La justice transitionnelle est-elle possible au Tchad ?

Du 22 au 24 mai 2014, le CSAPR a organisé un atelier de formation sur la justice transitionnelle. 40 participants y furent conviés, rassemblant les membres de la société civile et les acteurs institutionnels. L’atelier fut ouvert par le Directeur général du Ministère de la Justice et des Droits de l’Homme et par le représentant du PNUD au Tchad, en présence de la Médiature de la République.
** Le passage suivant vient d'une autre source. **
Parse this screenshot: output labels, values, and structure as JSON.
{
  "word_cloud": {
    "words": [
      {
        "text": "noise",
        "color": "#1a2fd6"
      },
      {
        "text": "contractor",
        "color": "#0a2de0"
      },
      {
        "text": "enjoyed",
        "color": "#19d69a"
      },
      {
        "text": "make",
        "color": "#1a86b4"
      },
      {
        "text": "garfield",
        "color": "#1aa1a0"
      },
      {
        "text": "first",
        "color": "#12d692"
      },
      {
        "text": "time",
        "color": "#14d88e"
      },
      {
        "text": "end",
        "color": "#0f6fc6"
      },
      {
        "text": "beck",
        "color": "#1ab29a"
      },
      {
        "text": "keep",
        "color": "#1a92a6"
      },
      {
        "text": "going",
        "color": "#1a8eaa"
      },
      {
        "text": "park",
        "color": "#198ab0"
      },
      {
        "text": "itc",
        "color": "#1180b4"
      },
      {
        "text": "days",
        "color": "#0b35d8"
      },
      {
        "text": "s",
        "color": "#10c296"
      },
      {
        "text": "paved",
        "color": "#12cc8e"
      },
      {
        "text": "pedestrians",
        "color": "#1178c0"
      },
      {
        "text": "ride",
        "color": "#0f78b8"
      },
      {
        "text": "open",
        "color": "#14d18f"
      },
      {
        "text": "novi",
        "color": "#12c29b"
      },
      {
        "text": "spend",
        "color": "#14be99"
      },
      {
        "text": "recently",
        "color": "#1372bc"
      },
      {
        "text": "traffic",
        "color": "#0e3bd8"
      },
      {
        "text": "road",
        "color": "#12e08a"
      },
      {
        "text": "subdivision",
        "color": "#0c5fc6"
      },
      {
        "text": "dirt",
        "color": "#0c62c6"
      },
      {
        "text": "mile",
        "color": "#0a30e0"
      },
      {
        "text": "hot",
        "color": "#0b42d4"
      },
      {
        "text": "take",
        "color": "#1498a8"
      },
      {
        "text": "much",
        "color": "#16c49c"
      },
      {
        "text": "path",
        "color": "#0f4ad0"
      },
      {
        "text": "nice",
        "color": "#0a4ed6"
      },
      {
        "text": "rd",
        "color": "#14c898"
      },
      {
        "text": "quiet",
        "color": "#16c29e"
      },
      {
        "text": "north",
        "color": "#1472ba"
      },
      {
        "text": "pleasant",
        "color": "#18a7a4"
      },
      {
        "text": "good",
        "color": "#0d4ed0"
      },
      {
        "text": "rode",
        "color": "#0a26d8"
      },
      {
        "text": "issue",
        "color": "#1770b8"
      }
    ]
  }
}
Depuis l’indépendance, le Tchad a connu plusieurs conflits armés qui furent un grave facteur de division de la société tchadienne. Malgré l’organisation de la conférence nationale en 1993, la question de la réconciliation nationale demeure un défi pour la construction de la Nation. Les tchadiens n’ont pas eu l’occasion véritable de se parler et de pouvoir panser leur plaies. Beaucoup de victimes vivent encore aujourd’hui aux côtés de leurs bourreaux sans qu’aucune justice ne soit rendue. En ce sens, l’ouverture du procès Habré est déjà perçue par les tchadiens comme une occasion de faire la lumière sur l’une des pages sombres de leur histoire mais aussi de jeter les bases d’un processus de réconciliation. Les conflits communautaires actuels prouvent cette nécessité.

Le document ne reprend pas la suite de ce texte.